This is not a great film - although, despite the technically poor special effects, there are actually a number of interesting cinematic moments here. But the real importance of the film is the way it struck a chord in the hearts and minds of the post-WWII era, when Japan and America needed to find some way to learn to live together after years of trying to snuff each other out. In this regard, the "Steve Martin" episodes inserted into the American version of the film, although not as well done as the Japanese portions, mark a thematic stroke of genius. Raymond Burr strikes just the right attitude toward the Japanese at that moment in history - he treats them as he would any other human beings. He shows no arrogance, no impatience, no contempt. He is just one of the cast of characters thrown into a historic catastrophe for which none of them are prepared.
I noted that, despite its flaws, the film has undeniably magic cinematic moments. The longest of these is the most memorable - it begins with the argument between the scientist and his (unhappy) fiancé, about using his invention to destroy Godzilla; that moment is just so-so - but it bleeds into the scene where the chorus of children sing a national prayer for deliverance, which is what finally influences the scientist enough for him to change his decision.

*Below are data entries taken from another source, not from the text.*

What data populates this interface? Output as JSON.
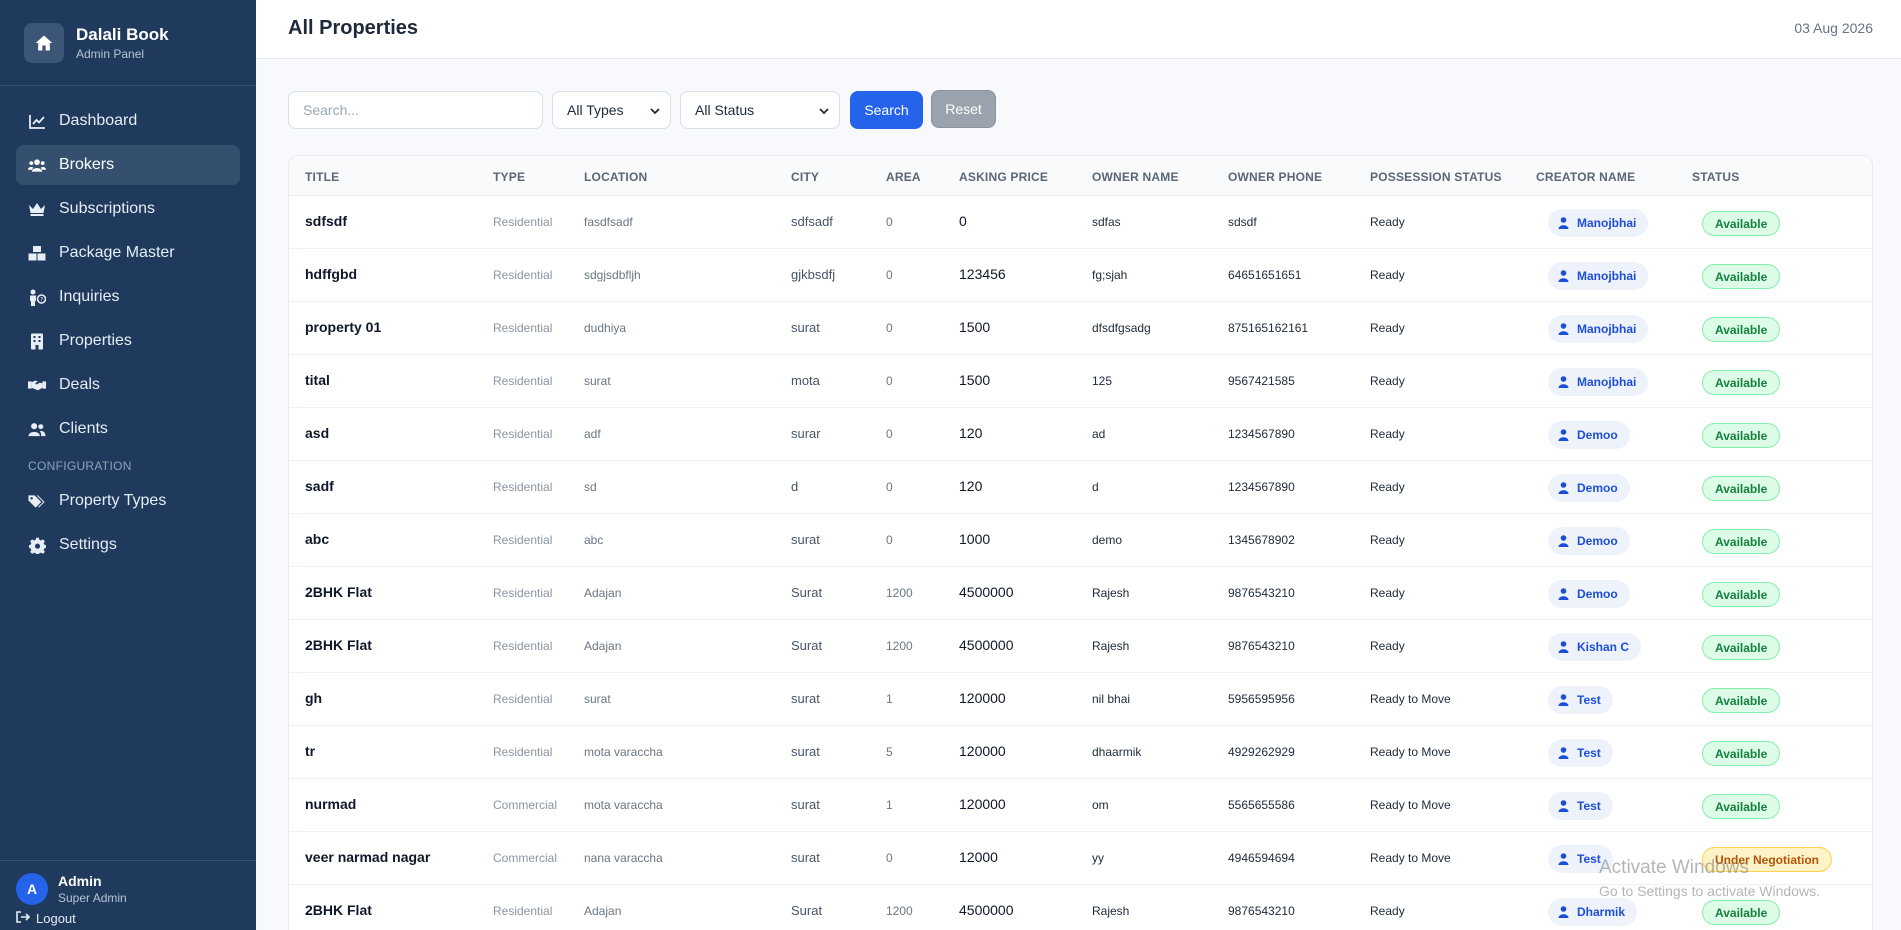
{
  "brand": {
    "title": "Dalali Book",
    "subtitle": "Admin Panel"
  },
  "nav": {
    "items": [
      {
        "label": "Dashboard",
        "icon": "chart-line-icon"
      },
      {
        "label": "Brokers",
        "icon": "users-icon",
        "active": true
      },
      {
        "label": "Subscriptions",
        "icon": "crown-icon"
      },
      {
        "label": "Package Master",
        "icon": "boxes-icon"
      },
      {
        "label": "Inquiries",
        "icon": "person-question-icon"
      },
      {
        "label": "Properties",
        "icon": "building-icon"
      },
      {
        "label": "Deals",
        "icon": "handshake-icon"
      },
      {
        "label": "Clients",
        "icon": "user-group-icon"
      }
    ],
    "section_label": "CONFIGURATION",
    "config_items": [
      {
        "label": "Property Types",
        "icon": "tags-icon"
      },
      {
        "label": "Settings",
        "icon": "gear-icon"
      }
    ]
  },
  "user": {
    "initial": "A",
    "name": "Admin",
    "role": "Super Admin",
    "logout_label": "Logout"
  },
  "header": {
    "title": "All Properties",
    "date": "03 Aug 2026"
  },
  "filters": {
    "search_placeholder": "Search...",
    "type_value": "All Types",
    "status_value": "All Status",
    "search_label": "Search",
    "reset_label": "Reset"
  },
  "table": {
    "columns": [
      "TITLE",
      "TYPE",
      "LOCATION",
      "CITY",
      "AREA",
      "ASKING PRICE",
      "OWNER NAME",
      "OWNER PHONE",
      "POSSESSION STATUS",
      "CREATOR NAME",
      "STATUS"
    ],
    "rows": [
      {
        "title": "sdfsdf",
        "type": "Residential",
        "location": "fasdfsadf",
        "city": "sdfsadf",
        "area": "0",
        "price": "0",
        "owner": "sdfas",
        "phone": "sdsdf",
        "possession": "Ready",
        "creator": "Manojbhai",
        "status": "Available"
      },
      {
        "title": "hdffgbd",
        "type": "Residential",
        "location": "sdgjsdbfljh",
        "city": "gjkbsdfj",
        "area": "0",
        "price": "123456",
        "owner": "fg;sjah",
        "phone": "64651651651",
        "possession": "Ready",
        "creator": "Manojbhai",
        "status": "Available"
      },
      {
        "title": "property 01",
        "type": "Residential",
        "location": "dudhiya",
        "city": "surat",
        "area": "0",
        "price": "1500",
        "owner": "dfsdfgsadg",
        "phone": "875165162161",
        "possession": "Ready",
        "creator": "Manojbhai",
        "status": "Available"
      },
      {
        "title": "tital",
        "type": "Residential",
        "location": "surat",
        "city": "mota",
        "area": "0",
        "price": "1500",
        "owner": "125",
        "phone": "9567421585",
        "possession": "Ready",
        "creator": "Manojbhai",
        "status": "Available"
      },
      {
        "title": "asd",
        "type": "Residential",
        "location": "adf",
        "city": "surar",
        "area": "0",
        "price": "120",
        "owner": "ad",
        "phone": "1234567890",
        "possession": "Ready",
        "creator": "Demoo",
        "status": "Available"
      },
      {
        "title": "sadf",
        "type": "Residential",
        "location": "sd",
        "city": "d",
        "area": "0",
        "price": "120",
        "owner": "d",
        "phone": "1234567890",
        "possession": "Ready",
        "creator": "Demoo",
        "status": "Available"
      },
      {
        "title": "abc",
        "type": "Residential",
        "location": "abc",
        "city": "surat",
        "area": "0",
        "price": "1000",
        "owner": "demo",
        "phone": "1345678902",
        "possession": "Ready",
        "creator": "Demoo",
        "status": "Available"
      },
      {
        "title": "2BHK Flat",
        "type": "Residential",
        "location": "Adajan",
        "city": "Surat",
        "area": "1200",
        "price": "4500000",
        "owner": "Rajesh",
        "phone": "9876543210",
        "possession": "Ready",
        "creator": "Demoo",
        "status": "Available"
      },
      {
        "title": "2BHK Flat",
        "type": "Residential",
        "location": "Adajan",
        "city": "Surat",
        "area": "1200",
        "price": "4500000",
        "owner": "Rajesh",
        "phone": "9876543210",
        "possession": "Ready",
        "creator": "Kishan C",
        "status": "Available"
      },
      {
        "title": "gh",
        "type": "Residential",
        "location": "surat",
        "city": "surat",
        "area": "1",
        "price": "120000",
        "owner": "nil bhai",
        "phone": "5956595956",
        "possession": "Ready to Move",
        "creator": "Test",
        "status": "Available"
      },
      {
        "title": "tr",
        "type": "Residential",
        "location": "mota varaccha",
        "city": "surat",
        "area": "5",
        "price": "120000",
        "owner": "dhaarmik",
        "phone": "4929262929",
        "possession": "Ready to Move",
        "creator": "Test",
        "status": "Available"
      },
      {
        "title": "nurmad",
        "type": "Commercial",
        "location": "mota varaccha",
        "city": "surat",
        "area": "1",
        "price": "120000",
        "owner": "om",
        "phone": "5565655586",
        "possession": "Ready to Move",
        "creator": "Test",
        "status": "Available"
      },
      {
        "title": "veer narmad nagar",
        "type": "Commercial",
        "location": "nana varaccha",
        "city": "surat",
        "area": "0",
        "price": "12000",
        "owner": "yy",
        "phone": "4946594694",
        "possession": "Ready to Move",
        "creator": "Test",
        "status": "Under Negotiation"
      },
      {
        "title": "2BHK Flat",
        "type": "Residential",
        "location": "Adajan",
        "city": "Surat",
        "area": "1200",
        "price": "4500000",
        "owner": "Rajesh",
        "phone": "9876543210",
        "possession": "Ready",
        "creator": "Dharmik",
        "status": "Available"
      }
    ]
  },
  "watermark": {
    "title": "Activate Windows",
    "subtitle": "Go to Settings to activate Windows."
  },
  "colors": {
    "sidebar": "#1f3a5c",
    "accent": "#2563eb",
    "available": "#15803d",
    "negotiation": "#b45309"
  }
}
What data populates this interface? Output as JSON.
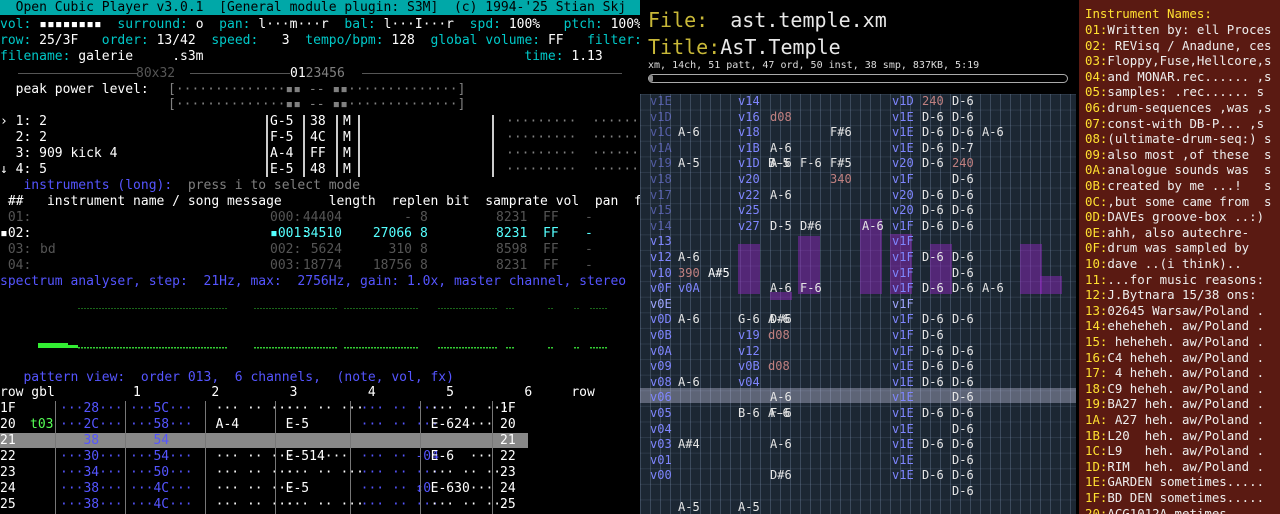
{
  "ocp": {
    "title": "  Open Cubic Player v3.0.1  [General module plugin: S3M]  (c) 1994-'25 Stian Skj",
    "status": [
      [
        [
          "vol: ",
          "cy"
        ],
        [
          "▪▪▪▪▪▪▪▪",
          "wh"
        ],
        [
          "  surround: ",
          "cy"
        ],
        [
          "o",
          "wh"
        ],
        [
          "  pan: ",
          "cy"
        ],
        [
          "l···m···r",
          "wh"
        ],
        [
          "  bal: ",
          "cy"
        ],
        [
          "l···I···r",
          "wh"
        ],
        [
          "  spd: ",
          "cy"
        ],
        [
          "100%",
          "wh"
        ],
        [
          "   ptch: ",
          "cy"
        ],
        [
          "100%",
          "wh"
        ]
      ],
      [
        [
          "row: ",
          "cy"
        ],
        [
          "25/3F",
          "wh"
        ],
        [
          "   order: ",
          "cy"
        ],
        [
          "13/42",
          "wh"
        ],
        [
          "  speed: ",
          "cy"
        ],
        [
          "  3",
          "wh"
        ],
        [
          "  tempo/bpm: ",
          "cy"
        ],
        [
          "128",
          "wh"
        ],
        [
          "  global volume: ",
          "cy"
        ],
        [
          "FF",
          "wh"
        ],
        [
          "   filter: ",
          "cy"
        ],
        [
          "FOI",
          "wh"
        ]
      ],
      [
        [
          "filename: ",
          "cy"
        ],
        [
          "galerie     .s3m",
          "wh"
        ],
        [
          "                                         time: ",
          "cy"
        ],
        [
          "1.13",
          "wh"
        ]
      ]
    ],
    "scope_label": "80x32",
    "scope_label2": "01",
    "scope_label3": "23456",
    "peak_label": "  peak power level:",
    "peak_l": "[··············▪▪ -- ▪▪··············]",
    "peak_r": "[··············▪▪ -- ▪▪··············]",
    "channels": [
      {
        "mark": "›",
        "num": "1:",
        "text": "2",
        "note": "G-5",
        "ins": "38",
        "fx": "M"
      },
      {
        "mark": " ",
        "num": "2:",
        "text": "2",
        "note": "F-5",
        "ins": "4C",
        "fx": "M"
      },
      {
        "mark": " ",
        "num": "3:",
        "text": "909 kick 4",
        "note": "A-4",
        "ins": "FF",
        "fx": "M"
      },
      {
        "mark": "↓",
        "num": "4:",
        "text": "5",
        "note": "E-5",
        "ins": "48",
        "fx": "M"
      }
    ],
    "dots": "·········  ·······",
    "instruments_hdr": "   instruments (long):",
    "instruments_hint": "  press i to select mode",
    "inst_cols": " ##   instrument name / song message      length  replen bit  samprate vol  pan  flgs",
    "inst_rows": [
      {
        "cls": "dg",
        "num": " 01:",
        "name": "",
        "idx": "000:",
        "len": "44404",
        "rep": "-",
        "bit": "8",
        "rate": "8231",
        "vol": "FF",
        "pan": "-"
      },
      {
        "cls": "hl",
        "num": "▪02:",
        "name": "",
        "idx": "▪001:",
        "len": "34510",
        "rep": "27066",
        "bit": "8",
        "rate": "8231",
        "vol": "FF",
        "pan": "-"
      },
      {
        "cls": "dg",
        "num": " 03:",
        "name": "bd",
        "idx": "002:",
        "len": "5624",
        "rep": "310",
        "bit": "8",
        "rate": "8598",
        "vol": "FF",
        "pan": "-"
      },
      {
        "cls": "dg",
        "num": " 04:",
        "name": "",
        "idx": "003:",
        "len": "18774",
        "rep": "18756",
        "bit": "8",
        "rate": "8231",
        "vol": "FF",
        "pan": "-"
      }
    ],
    "spectrum_hdr": "spectrum analyser, step:  21Hz, max:  2756Hz, gain: 1.0x, master channel, stereo",
    "pattern_hdr": "   pattern view:  order 013,  6 channels,  (note, vol, fx)",
    "pattern_cols": "row gbl          1         2         3         4         5         6     row",
    "pattern_rows": [
      {
        "row": "1F",
        "g": "   ",
        "c1": "···28···",
        "c2": "···5C···",
        "c3": "  ··· ·· ···",
        "c4": "  ··· ·· ···",
        "c5": "  ··· ·· ···",
        "c6": "  ··· ·· ···",
        "r": "1F"
      },
      {
        "row": "20",
        "g": "t03",
        "c1": "···2C···",
        "c2": "···58···",
        "c3": "  A-4      ",
        "c4": "  E-5      ",
        "c5": "  ··· ·· ···",
        "c6": "  E-624···",
        "r": "20"
      },
      {
        "row": "21",
        "g": "   ",
        "c1": "   38   ",
        "c2": "   54   ",
        "c3": "            ",
        "c4": "            ",
        "c5": "            ",
        "c6": "            ",
        "r": "21"
      },
      {
        "row": "22",
        "g": "   ",
        "c1": "···30···",
        "c2": "···54···",
        "c3": "  ··· ·· ···",
        "c4": "  E-514···",
        "c5": "  ··· ·· -04",
        "c6": "  E-6  ···",
        "r": "22"
      },
      {
        "row": "23",
        "g": "   ",
        "c1": "···34···",
        "c2": "···50···",
        "c3": "  ··· ·· ···",
        "c4": "  ··· ·· ···",
        "c5": "  ··· ·· ···",
        "c6": "  ··· ·· ···",
        "r": "23"
      },
      {
        "row": "24",
        "g": "   ",
        "c1": "···38···",
        "c2": "···4C···",
        "c3": "  ··· ·· ···",
        "c4": "  E-5      ",
        "c5": "  ··· ·· ↕0",
        "c6": "  E-630···",
        "r": "24"
      },
      {
        "row": "25",
        "g": "   ",
        "c1": "···38···",
        "c2": "···4C···",
        "c3": "  ··· ·· ···",
        "c4": "  ··· ·· ···",
        "c5": "  ··· ·· ···",
        "c6": "  ··· ·· ···",
        "r": "25"
      }
    ]
  },
  "module": {
    "file_label": "File:",
    "file_value": "ast.temple.xm",
    "title_label": "Title:",
    "title_value": "AsT.Temple",
    "info": "xm, 14ch, 51 patt, 47 ord, 50 inst, 38 smp, 837KB, 5:19",
    "progress": 0.01,
    "rows": [
      [
        "v1E",
        "",
        "",
        "v14",
        "",
        "",
        "",
        "",
        "",
        "v1D",
        "240",
        "D-6",
        ""
      ],
      [
        "v1D",
        "",
        "",
        "v16",
        "",
        "d08",
        "",
        "",
        "",
        "v1E",
        "D-6",
        "D-6",
        ""
      ],
      [
        "v1C",
        "A-6",
        "",
        "v18",
        "",
        "",
        "",
        "F#6",
        "",
        "v1E",
        "D-6",
        "D-6",
        "A-6"
      ],
      [
        "v1A",
        "",
        "",
        "v1B",
        "",
        "A-6",
        "",
        "",
        "",
        "v1E",
        "D-6",
        "D-7",
        ""
      ],
      [
        "v19",
        "A-5",
        "",
        "v1D",
        "B-5",
        "A-6",
        "F-6",
        "F#5",
        "",
        "v20",
        "D-6",
        "240",
        ""
      ],
      [
        "v18",
        "",
        "",
        "v20",
        "",
        "",
        "",
        "340",
        "",
        "v1F",
        "",
        "D-6",
        ""
      ],
      [
        "v17",
        "",
        "",
        "v22",
        "",
        "A-6",
        "",
        "",
        "",
        "v20",
        "D-6",
        "D-6",
        ""
      ],
      [
        "v15",
        "",
        "",
        "v25",
        "",
        "",
        "",
        "",
        "",
        "v20",
        "D-6",
        "D-6",
        ""
      ],
      [
        "v14",
        "",
        "",
        "v27",
        "",
        "D-5",
        "D#6",
        "",
        "A-6",
        "v1F",
        "D-6",
        "D-6",
        ""
      ],
      [
        "v13",
        "",
        "",
        "",
        "",
        "",
        "",
        "",
        "",
        "v1F",
        "",
        "",
        ""
      ],
      [
        "v12",
        "A-6",
        "",
        "",
        "",
        "",
        "",
        "",
        "",
        "v1F",
        "D-6",
        "D-6",
        ""
      ],
      [
        "v10",
        "390",
        "A#5",
        "",
        "",
        "",
        "",
        "",
        "",
        "v1F",
        "",
        "D-6",
        ""
      ],
      [
        "v0F",
        "v0A",
        "",
        "",
        "",
        "A-6",
        "F-6",
        "",
        "",
        "v1F",
        "D-6",
        "D-6",
        "A-6"
      ],
      [
        "v0E",
        "",
        "",
        "",
        "",
        "",
        "",
        "",
        "",
        "v1F",
        "",
        "",
        ""
      ],
      [
        "v0D",
        "A-6",
        "",
        "G-6",
        "A-6",
        "D#6",
        "",
        "",
        "",
        "v1F",
        "D-6",
        "D-6",
        ""
      ],
      [
        "v0B",
        "",
        "",
        "v19",
        "d08",
        "",
        "",
        "",
        "",
        "v1F",
        "D-6",
        "",
        ""
      ],
      [
        "v0A",
        "",
        "",
        "v12",
        "",
        "",
        "",
        "",
        "",
        "v1F",
        "D-6",
        "D-6",
        ""
      ],
      [
        "v09",
        "",
        "",
        "v0B",
        "d08",
        "",
        "",
        "",
        "",
        "v1E",
        "D-6",
        "D-6",
        ""
      ],
      [
        "v08",
        "A-6",
        "",
        "v04",
        "",
        "",
        "",
        "",
        "",
        "v1E",
        "D-6",
        "D-6",
        ""
      ],
      [
        "v06",
        "",
        "",
        "",
        "",
        "A-6",
        "",
        "",
        "",
        "v1E",
        "",
        "D-6",
        ""
      ],
      [
        "v05",
        "",
        "",
        "B-6",
        "A-6",
        "F-6",
        "",
        "",
        "",
        "v1E",
        "D-6",
        "D-6",
        ""
      ],
      [
        "v04",
        "",
        "",
        "",
        "",
        "",
        "",
        "",
        "",
        "v1E",
        "",
        "D-6",
        ""
      ],
      [
        "v03",
        "A#4",
        "",
        "",
        "",
        "A-6",
        "",
        "",
        "",
        "v1E",
        "D-6",
        "D-6",
        ""
      ],
      [
        "v01",
        "",
        "",
        "",
        "",
        "",
        "",
        "",
        "",
        "v1E",
        "",
        "D-6",
        ""
      ],
      [
        "v00",
        "",
        "",
        "",
        "",
        "D#6",
        "",
        "",
        "",
        "v1E",
        "D-6",
        "D-6",
        ""
      ],
      [
        "",
        "",
        "",
        "",
        "",
        "",
        "",
        "",
        "",
        "",
        "",
        "D-6",
        ""
      ],
      [
        "",
        "A-5",
        "",
        "A-5",
        "",
        "",
        "",
        "",
        "",
        "",
        "",
        "",
        ""
      ]
    ]
  },
  "instrument_list": {
    "title": "Instrument Names:",
    "items": [
      [
        "01:",
        "Written by: ell Proces"
      ],
      [
        "02:",
        " REVisq / Anadune, ces"
      ],
      [
        "03:",
        "Floppy,Fuse,Hellcore,s"
      ],
      [
        "04:",
        "and MONAR.rec...... ,s"
      ],
      [
        "05:",
        "samples: .rec...... s"
      ],
      [
        "06:",
        "drum-sequences ,was ,s"
      ],
      [
        "07:",
        "const-with DB-P... ,s"
      ],
      [
        "08:",
        "(ultimate-drum-seq:) s"
      ],
      [
        "09:",
        "also most ,of these  s"
      ],
      [
        "0A:",
        "analogue sounds was  s"
      ],
      [
        "0B:",
        "created by me ...!   s"
      ],
      [
        "0C:",
        ",but some came from  s"
      ],
      [
        "0D:",
        "DAVEs groove-box ..:)"
      ],
      [
        "0E:",
        "ahh, also autechre-"
      ],
      [
        "0F:",
        "drum was sampled by"
      ],
      [
        "10:",
        "dave ..(i think).."
      ],
      [
        "11:",
        "...for music reasons:"
      ],
      [
        "12:",
        "J.Bytnara 15/38 ons:"
      ],
      [
        "13:",
        "02645 Warsaw/Poland ."
      ],
      [
        "14:",
        "eheheheh. aw/Poland ."
      ],
      [
        "15:",
        " heheheh. aw/Poland ."
      ],
      [
        "16:",
        "C4 heheh. aw/Poland ."
      ],
      [
        "17:",
        " 4 heheh. aw/Poland ."
      ],
      [
        "18:",
        "C9 heheh. aw/Poland ."
      ],
      [
        "19:",
        "BA27 heh. aw/Poland ."
      ],
      [
        "1A:",
        " A27 heh. aw/Poland ."
      ],
      [
        "1B:",
        "L20  heh. aw/Poland ."
      ],
      [
        "1C:",
        "L9   heh. aw/Poland ."
      ],
      [
        "1D:",
        "RIM  heh. aw/Poland ."
      ],
      [
        "1E:",
        "GARDEN sometimes....."
      ],
      [
        "1F:",
        "BD DEN sometimes....."
      ],
      [
        "20:",
        "ACG1012A metimes....."
      ]
    ]
  }
}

There then follows a strange, elegiac finale. I won't give much of it away, but I will say that is hardly the common end of a '50s 'big lizard' horror movie. And in it, the terrors of Earth's primitive past and the destructive technology of modern science become one, enveloping man and monster alike.
This finale is a staggering innovation in a '50s horror film - and we have not seen its like in any American horror film, despite various efforts to accomplish it (for instance in the recent remake of King Kong). The reason why Americans always miss this mark is because, to be honest, America doesn't have any real myths of its own; consequently, we can't figure out how to say farewell to any myth we never had.
But a myth that says farewell to myth is precisely what this film is all about. Godzilla is NOT a radiation-mutated dinosaur; he's a fire-breathing dragon. He is Japan's history (both the good and the bad) come back to haunt it - with a vengeance. And The elegiac tone of the finale expresses the Discovery the Japanese made, following the Second World War, that the worst of their past was as bad as any they might charge against others, and that the best of it - the samurai tradition that dwindled itself into militarism - could destroy them more completely than any enemy.
Godzilla is another face for Orochi, the dragon that gave birth to Japan in at least one ancient myth; but the world has grown too small for him, and now all he can do is destroy it.
Walt Whitman said of his "Leaves of Grass" that it was not so much a poem but "the stuff of poems", the raw material from which future poets must draw inspiration if they were to write any poetry that could be called American.
I don't know that we can go this far with "Godzilla" - but its historic importance means that it will outlive every science fiction film made since. Because it IS history, it is what, without sentiment, we most vividly remember.